In a long running application i periodically call (linux) executables and collect their return code and output. Sometimes waitForExit excepts with "Invalid argument", but it still collects the stdout.
I tried to reproduce the crash. The application below crashes after a few seconds. When using less threads, it takes longer to crash.
Any tips? Did i found a bug?
Nim Compiler Version 2.0.0 [Linux: amd64]
Compiled at 2023-08-01
Copyright (c) 2006-2023 by Andreas Rumpf
git hash: a488067a4130f029000be4550a0fb1b39e0e9e7c
active boot switches: -d:release
sleep202308173453.nim
import os, strutils
let p = paramStr(1).parseInt
# echo paramStr(1)
sleep(p)
quit 0
waitForExiterror202308172930.nim
import osproc, random, os
randomize()
proc th(foo: bool) {.thread.} =
  while true:
    var ra = rand(1000)
    var rb = rand(1000)
    var rc = rand(100)
    let cmd = getAppDir() / "sleep202308173453 " & $ra
    var pr = startProcess(
      command = cmd,
      options = {poEvalCommand}
    )
    sleep(rc)
    try:
      let exitCode = pr.waitForExit(rb)
      var output = ""
      for line in pr.lines():
        output.add line & "\n"
    except:
      echo "CRASH"
      echo getCurrentExceptionMsg()
      echo "ra:", ra
      echo "rb:", rb
      echo "rc:", rc
      quit()
    pr.close()
var threads: array[127, Thread[bool]]
for idx in 0 .. threads.len-1:
  createThread(threads[idx], th, true)
while true:
  sleep(1000)
I'd guess you're hitting some kind of system limit. I have this status line script - https://pastebin.com/4Sz0wr21. Sometimes IO operations just fail, though in my case error is less unambigious, ExceptionMsg is "OS error: Bad file descriptor". It appears in log file once in 24 hours, but it could fail after couple seconds/minutes if I lower the sleep amount.
So I catch an exception and ignore it.
proc exec_cmd(c: Command) {.raises: [IOError, OSError], thread.} =
  while true:
    try:
      let
        (stdout, _) = execCmdEx(c.cmd)
        parsed = stdout.strip().split('\n', 1)
      c.display = parsed[0]
      if parsed.len > 1 and parsed[1].isColor(): c.color = Color(parsed[1])

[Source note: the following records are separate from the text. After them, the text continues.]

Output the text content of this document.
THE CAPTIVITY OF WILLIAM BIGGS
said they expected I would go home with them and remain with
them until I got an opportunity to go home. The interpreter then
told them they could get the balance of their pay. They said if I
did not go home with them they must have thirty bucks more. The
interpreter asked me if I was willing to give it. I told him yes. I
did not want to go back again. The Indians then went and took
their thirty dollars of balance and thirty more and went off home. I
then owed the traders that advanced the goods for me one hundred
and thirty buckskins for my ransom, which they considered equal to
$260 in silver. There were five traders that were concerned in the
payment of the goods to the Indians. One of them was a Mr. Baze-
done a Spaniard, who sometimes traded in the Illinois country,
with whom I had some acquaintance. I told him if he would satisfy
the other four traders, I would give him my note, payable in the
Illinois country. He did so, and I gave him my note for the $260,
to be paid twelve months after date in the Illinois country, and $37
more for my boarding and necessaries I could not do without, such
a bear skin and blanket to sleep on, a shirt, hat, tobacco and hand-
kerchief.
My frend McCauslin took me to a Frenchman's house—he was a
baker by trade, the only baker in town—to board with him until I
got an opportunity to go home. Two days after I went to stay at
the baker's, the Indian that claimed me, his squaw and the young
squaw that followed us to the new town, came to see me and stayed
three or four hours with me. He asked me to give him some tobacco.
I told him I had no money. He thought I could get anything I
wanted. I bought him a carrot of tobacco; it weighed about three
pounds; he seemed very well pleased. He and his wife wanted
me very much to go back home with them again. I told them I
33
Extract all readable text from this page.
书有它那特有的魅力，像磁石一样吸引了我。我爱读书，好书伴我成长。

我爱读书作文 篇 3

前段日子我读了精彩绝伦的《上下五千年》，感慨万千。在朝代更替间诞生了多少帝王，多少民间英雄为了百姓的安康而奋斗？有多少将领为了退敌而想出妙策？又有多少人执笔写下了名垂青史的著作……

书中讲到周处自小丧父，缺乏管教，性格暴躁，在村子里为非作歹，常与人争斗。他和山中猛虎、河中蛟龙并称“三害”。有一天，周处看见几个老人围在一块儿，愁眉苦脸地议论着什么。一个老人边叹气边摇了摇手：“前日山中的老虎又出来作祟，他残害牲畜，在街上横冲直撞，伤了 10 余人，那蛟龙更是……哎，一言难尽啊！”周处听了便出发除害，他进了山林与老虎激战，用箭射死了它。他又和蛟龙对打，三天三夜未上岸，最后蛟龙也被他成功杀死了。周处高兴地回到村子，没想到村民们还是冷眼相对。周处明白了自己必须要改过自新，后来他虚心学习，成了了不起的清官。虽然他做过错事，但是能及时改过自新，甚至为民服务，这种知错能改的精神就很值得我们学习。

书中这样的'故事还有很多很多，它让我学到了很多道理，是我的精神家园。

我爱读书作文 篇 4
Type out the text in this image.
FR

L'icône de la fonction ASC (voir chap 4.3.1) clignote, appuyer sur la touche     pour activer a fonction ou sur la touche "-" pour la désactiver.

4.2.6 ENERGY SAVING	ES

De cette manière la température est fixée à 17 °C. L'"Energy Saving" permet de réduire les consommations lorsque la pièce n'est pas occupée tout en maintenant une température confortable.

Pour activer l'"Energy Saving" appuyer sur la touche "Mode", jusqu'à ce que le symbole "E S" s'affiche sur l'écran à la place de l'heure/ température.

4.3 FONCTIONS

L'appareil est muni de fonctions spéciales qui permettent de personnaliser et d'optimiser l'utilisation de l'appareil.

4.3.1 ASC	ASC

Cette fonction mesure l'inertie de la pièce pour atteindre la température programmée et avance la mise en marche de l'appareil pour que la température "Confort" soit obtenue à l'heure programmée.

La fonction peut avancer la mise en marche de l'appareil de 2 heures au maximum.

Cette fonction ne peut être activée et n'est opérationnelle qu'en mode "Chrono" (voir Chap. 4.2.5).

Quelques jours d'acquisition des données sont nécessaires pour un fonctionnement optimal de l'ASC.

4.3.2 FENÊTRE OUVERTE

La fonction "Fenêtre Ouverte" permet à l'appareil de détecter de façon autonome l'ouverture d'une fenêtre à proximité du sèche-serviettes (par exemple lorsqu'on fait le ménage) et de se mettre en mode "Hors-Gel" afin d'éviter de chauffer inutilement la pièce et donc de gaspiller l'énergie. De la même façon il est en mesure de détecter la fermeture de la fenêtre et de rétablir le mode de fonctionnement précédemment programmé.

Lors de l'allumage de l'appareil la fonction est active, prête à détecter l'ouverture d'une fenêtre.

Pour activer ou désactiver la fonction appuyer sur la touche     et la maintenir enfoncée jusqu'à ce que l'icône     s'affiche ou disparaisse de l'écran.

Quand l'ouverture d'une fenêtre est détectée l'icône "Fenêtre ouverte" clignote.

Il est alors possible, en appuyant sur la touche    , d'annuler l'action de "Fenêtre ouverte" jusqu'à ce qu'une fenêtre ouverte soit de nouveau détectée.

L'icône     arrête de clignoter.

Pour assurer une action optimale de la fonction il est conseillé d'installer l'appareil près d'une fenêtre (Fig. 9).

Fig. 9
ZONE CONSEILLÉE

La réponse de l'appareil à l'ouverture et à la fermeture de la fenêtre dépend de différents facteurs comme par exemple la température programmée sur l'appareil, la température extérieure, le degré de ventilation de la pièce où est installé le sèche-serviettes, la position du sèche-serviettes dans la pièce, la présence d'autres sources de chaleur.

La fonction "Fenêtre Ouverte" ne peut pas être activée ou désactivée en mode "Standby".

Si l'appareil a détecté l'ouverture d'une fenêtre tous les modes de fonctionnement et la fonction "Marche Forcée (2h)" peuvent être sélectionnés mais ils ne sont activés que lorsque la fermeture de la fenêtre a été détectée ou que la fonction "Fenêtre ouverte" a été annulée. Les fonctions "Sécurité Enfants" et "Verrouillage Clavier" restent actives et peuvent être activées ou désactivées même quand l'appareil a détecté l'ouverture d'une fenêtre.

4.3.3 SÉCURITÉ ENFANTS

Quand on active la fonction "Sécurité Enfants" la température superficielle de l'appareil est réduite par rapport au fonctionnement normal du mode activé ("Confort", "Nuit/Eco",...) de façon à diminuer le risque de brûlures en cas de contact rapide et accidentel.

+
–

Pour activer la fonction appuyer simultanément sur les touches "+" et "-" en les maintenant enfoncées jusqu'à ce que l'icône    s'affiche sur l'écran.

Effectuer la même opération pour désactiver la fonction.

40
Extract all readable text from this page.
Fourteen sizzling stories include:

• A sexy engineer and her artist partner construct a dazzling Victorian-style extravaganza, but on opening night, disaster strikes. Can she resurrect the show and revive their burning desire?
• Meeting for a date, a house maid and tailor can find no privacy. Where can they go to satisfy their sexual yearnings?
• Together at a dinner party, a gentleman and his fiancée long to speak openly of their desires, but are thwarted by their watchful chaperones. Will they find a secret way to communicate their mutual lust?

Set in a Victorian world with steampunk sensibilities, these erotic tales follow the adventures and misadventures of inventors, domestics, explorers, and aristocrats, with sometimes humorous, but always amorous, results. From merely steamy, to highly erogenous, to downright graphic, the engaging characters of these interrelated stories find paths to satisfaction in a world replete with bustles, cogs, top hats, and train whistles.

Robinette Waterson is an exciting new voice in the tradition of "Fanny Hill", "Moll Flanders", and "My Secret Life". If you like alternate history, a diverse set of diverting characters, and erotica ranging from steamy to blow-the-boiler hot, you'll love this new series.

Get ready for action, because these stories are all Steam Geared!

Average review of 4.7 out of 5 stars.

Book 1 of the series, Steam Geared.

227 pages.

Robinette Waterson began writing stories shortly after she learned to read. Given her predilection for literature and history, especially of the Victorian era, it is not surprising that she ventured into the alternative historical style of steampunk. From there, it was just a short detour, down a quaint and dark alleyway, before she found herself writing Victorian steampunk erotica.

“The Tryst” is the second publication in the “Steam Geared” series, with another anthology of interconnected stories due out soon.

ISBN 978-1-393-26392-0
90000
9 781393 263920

    except IOError, OSError:
      dumplog($getTime() & " " & c.cmd & " Failed! MSG: " & getCurrentException().msg)
    sleep(c.interval)
In your case, you should probably restart process on exception.
pr.peekExitCode indeed returns the correct exit code (if not killed by signal).
Then maybe i could even go without restarting the application.